Deeply Supercooled Liquid Water

Water is ubiquitous and so an understanding of water`s anomalous liquid state is crucial for such diverse fields as protein biochemistry, meteorology or astrophysics. A postulated first order phase transition between two distinct one-component liquids at low temperatures is believed to be the key to many riddles in contemporary science: a "fragile" liquid of high density and a "strong" liquid of low density. At higher temperatures the phase boundary might end in a speculative second critical point in supercooled water. Unfortunately it has not been possible so far to support/falsify these hypotheses with direct experiments because of fast crystallization of the liquid(s) in the relevant portion of the phase diagram, which is called "no man`s land". Therefore, experiments to test the hypothesis were previously done in the non-crystalline, solid state ("amorphous water") at temperatures well below the "no man`s land". More than 20 years ago liquid-like relaxation was measured on heating glassy water at 1 bar to 136 - 150 K, i.e., to temperatures slightly below crystallization, which is still discussed controversially.
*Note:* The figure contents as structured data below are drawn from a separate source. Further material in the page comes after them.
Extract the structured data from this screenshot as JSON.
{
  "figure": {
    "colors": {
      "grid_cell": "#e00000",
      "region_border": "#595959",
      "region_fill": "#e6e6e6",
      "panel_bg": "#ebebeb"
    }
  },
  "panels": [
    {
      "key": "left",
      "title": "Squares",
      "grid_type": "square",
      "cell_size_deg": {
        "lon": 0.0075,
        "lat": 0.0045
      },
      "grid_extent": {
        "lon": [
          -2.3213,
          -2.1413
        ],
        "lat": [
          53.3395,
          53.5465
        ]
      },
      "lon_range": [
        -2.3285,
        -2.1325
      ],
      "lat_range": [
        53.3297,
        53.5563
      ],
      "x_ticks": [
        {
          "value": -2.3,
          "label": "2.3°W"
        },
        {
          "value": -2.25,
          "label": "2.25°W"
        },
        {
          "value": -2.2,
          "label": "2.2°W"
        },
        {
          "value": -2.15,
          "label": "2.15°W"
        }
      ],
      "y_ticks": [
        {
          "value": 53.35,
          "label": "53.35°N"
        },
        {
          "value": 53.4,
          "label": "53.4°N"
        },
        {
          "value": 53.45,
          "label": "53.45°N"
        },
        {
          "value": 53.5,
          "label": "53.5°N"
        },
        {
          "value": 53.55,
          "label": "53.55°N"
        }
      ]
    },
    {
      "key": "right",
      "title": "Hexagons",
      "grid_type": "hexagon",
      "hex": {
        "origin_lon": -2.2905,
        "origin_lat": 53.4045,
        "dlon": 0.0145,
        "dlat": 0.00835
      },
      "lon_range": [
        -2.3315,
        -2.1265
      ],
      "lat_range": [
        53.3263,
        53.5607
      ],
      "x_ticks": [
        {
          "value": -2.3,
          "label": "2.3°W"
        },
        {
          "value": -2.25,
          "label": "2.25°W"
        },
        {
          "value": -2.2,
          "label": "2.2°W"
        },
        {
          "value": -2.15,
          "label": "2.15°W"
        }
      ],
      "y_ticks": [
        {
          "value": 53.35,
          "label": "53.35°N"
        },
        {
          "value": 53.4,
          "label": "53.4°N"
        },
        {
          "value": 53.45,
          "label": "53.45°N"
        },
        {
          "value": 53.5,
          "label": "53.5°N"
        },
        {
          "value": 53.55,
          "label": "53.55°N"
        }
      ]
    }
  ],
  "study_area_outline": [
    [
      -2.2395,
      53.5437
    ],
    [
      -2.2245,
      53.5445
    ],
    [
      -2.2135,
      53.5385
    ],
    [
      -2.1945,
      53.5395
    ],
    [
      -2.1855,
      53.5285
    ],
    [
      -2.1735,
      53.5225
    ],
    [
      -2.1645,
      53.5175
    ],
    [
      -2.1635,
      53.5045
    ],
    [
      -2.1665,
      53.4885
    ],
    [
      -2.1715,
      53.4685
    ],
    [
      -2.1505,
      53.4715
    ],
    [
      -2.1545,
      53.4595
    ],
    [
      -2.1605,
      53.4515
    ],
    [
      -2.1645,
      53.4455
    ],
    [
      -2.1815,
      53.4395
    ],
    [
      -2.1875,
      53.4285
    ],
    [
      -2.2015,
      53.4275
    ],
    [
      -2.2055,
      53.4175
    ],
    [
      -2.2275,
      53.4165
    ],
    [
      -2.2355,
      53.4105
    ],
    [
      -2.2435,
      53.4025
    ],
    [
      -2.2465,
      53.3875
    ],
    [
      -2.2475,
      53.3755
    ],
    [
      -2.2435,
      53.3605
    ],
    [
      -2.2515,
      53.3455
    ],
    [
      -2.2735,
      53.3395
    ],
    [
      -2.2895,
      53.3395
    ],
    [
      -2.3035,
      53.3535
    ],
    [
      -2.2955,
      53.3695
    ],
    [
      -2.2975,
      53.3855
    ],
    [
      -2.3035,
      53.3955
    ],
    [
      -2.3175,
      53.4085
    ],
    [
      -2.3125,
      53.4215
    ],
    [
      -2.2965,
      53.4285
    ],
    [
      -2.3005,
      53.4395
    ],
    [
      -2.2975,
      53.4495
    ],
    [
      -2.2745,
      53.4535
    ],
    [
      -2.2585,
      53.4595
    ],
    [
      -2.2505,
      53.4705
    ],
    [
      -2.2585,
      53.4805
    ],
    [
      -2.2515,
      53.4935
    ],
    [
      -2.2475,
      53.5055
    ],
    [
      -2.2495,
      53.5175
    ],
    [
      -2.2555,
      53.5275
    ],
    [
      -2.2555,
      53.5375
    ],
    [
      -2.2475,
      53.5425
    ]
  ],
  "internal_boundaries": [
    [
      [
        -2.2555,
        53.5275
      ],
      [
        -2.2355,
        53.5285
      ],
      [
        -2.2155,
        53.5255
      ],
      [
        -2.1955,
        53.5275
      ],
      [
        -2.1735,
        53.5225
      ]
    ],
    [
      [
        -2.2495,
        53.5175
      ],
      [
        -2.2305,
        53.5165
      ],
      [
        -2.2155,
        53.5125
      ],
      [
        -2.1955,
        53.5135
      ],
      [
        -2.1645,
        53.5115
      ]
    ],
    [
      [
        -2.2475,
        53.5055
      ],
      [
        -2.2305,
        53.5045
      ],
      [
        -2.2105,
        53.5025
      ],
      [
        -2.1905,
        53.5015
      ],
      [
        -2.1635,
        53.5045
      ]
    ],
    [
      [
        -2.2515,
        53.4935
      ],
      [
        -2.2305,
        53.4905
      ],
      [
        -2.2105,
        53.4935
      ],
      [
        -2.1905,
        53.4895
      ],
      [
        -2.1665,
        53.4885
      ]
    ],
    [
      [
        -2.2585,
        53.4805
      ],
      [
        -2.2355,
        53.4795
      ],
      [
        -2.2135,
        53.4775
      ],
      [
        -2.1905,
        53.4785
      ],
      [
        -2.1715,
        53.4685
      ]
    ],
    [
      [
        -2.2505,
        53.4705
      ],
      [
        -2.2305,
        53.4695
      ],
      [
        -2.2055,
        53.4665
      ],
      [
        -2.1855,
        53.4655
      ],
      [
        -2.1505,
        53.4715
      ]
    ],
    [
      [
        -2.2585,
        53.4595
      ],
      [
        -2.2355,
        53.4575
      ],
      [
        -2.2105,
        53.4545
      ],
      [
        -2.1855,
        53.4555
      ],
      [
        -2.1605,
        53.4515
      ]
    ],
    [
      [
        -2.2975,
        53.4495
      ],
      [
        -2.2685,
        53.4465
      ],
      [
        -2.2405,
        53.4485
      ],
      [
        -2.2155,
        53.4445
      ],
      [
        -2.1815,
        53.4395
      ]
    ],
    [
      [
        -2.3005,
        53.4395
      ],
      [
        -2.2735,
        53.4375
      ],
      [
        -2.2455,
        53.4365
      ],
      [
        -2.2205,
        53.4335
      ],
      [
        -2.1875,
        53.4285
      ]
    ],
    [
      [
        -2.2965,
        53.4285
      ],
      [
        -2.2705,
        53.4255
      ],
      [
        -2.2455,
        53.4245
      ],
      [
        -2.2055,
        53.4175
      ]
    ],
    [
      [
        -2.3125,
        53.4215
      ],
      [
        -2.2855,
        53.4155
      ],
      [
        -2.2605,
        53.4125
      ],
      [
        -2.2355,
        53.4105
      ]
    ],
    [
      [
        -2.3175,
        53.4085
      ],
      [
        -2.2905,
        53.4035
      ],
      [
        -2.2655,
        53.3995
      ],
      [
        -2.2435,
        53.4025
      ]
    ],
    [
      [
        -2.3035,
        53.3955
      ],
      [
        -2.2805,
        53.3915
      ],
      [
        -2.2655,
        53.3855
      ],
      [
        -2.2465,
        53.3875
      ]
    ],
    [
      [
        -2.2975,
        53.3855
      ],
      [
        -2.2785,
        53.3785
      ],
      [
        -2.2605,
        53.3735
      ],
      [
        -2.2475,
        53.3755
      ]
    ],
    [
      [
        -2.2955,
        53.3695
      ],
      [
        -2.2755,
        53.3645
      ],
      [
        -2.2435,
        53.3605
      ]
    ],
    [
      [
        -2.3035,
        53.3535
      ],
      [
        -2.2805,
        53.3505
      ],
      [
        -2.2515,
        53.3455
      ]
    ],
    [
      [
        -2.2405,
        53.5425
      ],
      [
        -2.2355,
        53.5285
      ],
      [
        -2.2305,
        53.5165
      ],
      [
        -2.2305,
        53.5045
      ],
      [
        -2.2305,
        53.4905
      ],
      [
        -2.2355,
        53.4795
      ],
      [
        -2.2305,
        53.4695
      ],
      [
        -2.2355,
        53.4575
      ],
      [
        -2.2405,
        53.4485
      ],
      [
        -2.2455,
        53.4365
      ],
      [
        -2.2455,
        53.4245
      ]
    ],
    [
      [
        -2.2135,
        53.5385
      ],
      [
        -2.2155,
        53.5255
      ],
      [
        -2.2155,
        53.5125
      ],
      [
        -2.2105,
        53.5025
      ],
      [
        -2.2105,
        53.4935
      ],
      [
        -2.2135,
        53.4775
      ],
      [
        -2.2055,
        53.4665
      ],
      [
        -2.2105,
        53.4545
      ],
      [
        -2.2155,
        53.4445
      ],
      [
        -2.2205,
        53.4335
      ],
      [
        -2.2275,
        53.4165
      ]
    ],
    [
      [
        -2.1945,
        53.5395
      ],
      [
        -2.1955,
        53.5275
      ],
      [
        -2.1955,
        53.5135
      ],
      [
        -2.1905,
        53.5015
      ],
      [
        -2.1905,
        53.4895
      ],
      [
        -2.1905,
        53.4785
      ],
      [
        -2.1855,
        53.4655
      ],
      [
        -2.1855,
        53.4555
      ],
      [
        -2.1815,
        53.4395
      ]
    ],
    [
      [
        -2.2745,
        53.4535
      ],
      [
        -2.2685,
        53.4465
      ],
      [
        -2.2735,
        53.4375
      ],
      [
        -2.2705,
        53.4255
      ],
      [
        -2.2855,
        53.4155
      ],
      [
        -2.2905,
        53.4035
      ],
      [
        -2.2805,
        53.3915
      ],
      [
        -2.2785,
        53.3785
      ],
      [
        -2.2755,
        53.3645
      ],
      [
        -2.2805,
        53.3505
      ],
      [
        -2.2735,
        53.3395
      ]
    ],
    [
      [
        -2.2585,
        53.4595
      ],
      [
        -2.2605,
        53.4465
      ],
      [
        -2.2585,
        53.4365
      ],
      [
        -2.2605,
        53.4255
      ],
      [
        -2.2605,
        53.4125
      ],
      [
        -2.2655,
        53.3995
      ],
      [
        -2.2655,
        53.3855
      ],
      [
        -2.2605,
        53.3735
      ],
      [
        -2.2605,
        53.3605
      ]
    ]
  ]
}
Recently we managed to observe liquid-like properties on heating high density amorphous ice (HDA) under isobaric conditions at pressures up to 1 GPa above its glass-liquid transition at a temperature slightly below the "no man`s land" without observing significant crystallization. These findings open the exciting possibility to characterize deeply supercooled liquid water both at ambient and high pressure conditions and to check if water indeed shows a first order liquid-liquid phase transition between two distinct liquids. With the aid of this volumetric method we can furthermore, for the first time, investigate whether also the other amorphous states of water, e.g., very high density amorphous ice (VHDA), show a glassliquid transition at high pressures and possibly clear the haze surrounding water`s glass transition. In addition to dilatometry we will probe the glass transition using calorimetry and dielectric relaxation at pressures of up to ~2 GPa and study how the molecular structure of equilibrated amorphous ice cooled from the liquid evolves with increasing pressure by isotope substitution neutron diffraction. This will unravel the question how many liquids and how many corresponding amorphous states there are in water, and if VHDA discovered by us in 2001 shows a polyamorphic transition to HDA, or if it is simply annealed HDA.